A curated evaluation dataset for testing AI agent reliability on real-world coding tasks

TypeScriptClaude CodeYAMLMDX

A structured collection of real-world coding tasks used to evaluate how reliably AI agents handle common software engineering work. Each task is atomic, well-defined, and drawn from actual project history.

The Problem

AI coding agents are increasingly capable, but measuring their reliability on everyday tasks is hard. Benchmarks tend to focus on algorithmic puzzles or isolated functions.
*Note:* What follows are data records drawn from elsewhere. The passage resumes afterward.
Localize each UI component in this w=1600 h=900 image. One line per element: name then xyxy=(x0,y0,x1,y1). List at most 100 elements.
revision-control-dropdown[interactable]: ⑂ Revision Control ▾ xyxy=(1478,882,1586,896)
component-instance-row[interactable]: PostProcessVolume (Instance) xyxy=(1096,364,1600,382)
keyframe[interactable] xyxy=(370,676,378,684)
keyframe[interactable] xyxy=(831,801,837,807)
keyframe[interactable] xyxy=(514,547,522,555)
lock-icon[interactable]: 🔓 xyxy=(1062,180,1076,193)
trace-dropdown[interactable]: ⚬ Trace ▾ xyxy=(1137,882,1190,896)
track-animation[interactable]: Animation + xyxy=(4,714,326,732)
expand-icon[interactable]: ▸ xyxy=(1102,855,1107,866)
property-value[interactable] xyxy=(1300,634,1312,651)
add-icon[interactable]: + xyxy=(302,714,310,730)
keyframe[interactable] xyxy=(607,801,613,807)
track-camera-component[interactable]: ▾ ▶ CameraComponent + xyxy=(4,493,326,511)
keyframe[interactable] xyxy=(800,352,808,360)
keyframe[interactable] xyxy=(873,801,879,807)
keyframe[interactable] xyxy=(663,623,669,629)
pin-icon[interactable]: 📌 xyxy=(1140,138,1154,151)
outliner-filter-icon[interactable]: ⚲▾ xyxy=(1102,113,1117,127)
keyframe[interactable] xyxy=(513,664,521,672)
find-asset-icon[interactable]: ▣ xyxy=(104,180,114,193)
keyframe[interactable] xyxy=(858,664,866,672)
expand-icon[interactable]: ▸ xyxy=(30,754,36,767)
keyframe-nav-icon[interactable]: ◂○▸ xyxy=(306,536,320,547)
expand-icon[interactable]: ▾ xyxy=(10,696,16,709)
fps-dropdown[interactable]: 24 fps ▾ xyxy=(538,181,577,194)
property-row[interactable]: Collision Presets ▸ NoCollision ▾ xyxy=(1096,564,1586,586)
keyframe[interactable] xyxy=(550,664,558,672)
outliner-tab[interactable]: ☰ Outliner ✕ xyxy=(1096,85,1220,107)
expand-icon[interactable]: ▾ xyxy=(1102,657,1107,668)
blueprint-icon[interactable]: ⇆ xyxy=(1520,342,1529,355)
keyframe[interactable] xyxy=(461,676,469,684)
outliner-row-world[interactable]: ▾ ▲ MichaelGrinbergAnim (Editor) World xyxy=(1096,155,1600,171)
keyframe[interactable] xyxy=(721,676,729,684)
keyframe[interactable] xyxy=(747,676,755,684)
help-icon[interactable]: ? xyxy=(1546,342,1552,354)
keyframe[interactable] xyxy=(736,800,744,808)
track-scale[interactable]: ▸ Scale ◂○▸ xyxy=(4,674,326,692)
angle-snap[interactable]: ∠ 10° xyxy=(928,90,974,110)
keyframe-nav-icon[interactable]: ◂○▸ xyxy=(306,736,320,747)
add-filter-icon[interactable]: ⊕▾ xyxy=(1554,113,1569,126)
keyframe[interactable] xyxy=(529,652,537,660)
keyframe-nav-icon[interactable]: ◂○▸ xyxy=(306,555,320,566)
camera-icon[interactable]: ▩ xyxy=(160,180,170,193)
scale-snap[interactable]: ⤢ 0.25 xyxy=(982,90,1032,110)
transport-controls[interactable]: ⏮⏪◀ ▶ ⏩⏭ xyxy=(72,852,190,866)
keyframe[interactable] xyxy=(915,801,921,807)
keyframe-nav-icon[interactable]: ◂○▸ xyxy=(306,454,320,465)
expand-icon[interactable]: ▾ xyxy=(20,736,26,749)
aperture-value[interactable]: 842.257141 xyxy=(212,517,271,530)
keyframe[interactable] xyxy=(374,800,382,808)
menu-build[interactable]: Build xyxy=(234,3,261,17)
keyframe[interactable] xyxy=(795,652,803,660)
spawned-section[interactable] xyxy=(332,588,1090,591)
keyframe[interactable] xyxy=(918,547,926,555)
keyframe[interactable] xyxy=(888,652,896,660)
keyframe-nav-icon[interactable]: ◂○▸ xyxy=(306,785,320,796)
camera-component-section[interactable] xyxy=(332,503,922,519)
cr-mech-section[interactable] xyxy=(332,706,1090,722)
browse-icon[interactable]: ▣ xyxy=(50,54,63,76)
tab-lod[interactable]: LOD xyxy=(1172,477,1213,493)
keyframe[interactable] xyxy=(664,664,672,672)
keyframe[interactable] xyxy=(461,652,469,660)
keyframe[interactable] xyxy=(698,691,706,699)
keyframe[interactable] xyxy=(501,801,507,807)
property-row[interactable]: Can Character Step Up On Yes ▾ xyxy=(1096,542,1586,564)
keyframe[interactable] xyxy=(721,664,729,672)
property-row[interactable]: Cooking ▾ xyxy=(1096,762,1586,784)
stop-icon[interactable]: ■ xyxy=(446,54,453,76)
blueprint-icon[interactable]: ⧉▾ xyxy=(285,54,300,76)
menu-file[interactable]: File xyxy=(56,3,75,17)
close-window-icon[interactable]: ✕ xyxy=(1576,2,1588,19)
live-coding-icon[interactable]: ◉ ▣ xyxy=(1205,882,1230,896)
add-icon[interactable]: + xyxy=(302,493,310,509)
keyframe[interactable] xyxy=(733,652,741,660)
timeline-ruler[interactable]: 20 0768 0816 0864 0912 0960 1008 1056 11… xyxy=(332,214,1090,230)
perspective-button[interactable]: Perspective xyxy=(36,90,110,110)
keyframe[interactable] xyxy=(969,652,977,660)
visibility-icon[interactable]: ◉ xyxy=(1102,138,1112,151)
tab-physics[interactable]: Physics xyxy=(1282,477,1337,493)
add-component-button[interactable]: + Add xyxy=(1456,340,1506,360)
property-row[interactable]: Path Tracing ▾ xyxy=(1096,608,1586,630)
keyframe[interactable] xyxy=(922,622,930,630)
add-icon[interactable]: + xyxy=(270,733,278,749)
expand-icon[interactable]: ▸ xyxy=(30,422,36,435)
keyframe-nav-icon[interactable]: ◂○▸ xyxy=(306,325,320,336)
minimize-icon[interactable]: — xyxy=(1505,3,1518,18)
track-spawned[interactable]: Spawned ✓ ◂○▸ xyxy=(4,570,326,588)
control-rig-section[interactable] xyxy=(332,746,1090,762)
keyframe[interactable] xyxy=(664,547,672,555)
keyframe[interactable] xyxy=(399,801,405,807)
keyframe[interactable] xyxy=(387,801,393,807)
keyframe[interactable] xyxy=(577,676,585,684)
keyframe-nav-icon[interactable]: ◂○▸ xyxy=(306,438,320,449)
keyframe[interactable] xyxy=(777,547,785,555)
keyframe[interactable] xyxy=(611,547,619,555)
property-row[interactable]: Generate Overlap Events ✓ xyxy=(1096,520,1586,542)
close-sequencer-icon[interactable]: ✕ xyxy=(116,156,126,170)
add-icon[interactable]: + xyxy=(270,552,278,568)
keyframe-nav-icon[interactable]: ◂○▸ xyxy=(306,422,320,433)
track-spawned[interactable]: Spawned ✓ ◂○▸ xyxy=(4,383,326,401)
They rarely test the messy reality of working in a real codebase: editing MDX frontmatter, fixing broken builds, adding pages to an existing site.

The Approach

Golden Corpus takes a different path:

  • Real tasks from real projects — every evaluation item comes from actual work done on this website or similar codebases
  • Atomic scope — each task is small enough to complete in a single agent session
  • Deterministic verification — success criteria are concrete (build passes, file exists, content matches)
  • Progressive difficulty — from simple file edits to multi-file feature additions

What It Tests

Content Operations

  • Creating and editing MDX files with correct frontmatter
  • Fixing common content issues (date formats, tag casing, missing fields)

Code Changes

  • Adding new pages to an existing Next.js app
  • Modifying components without breaking existing functionality
  • Following established patterns and conventions

Project Hygiene

  • Commit message quality
  • Scope discipline (not over-engineering)
  • Respecting existing code style

Why This Matters

If you're building with AI agents, you need to know what they get right and where they fail. Synthetic benchmarks don't tell you whether an agent can add a blog post to your site without breaking the build. Golden Corpus does.

Built With AI

The evaluation framework itself was built using Claude Code — testing the tool with the tool, iterating on task definitions until they reliably distinguish good agent behavior from bad.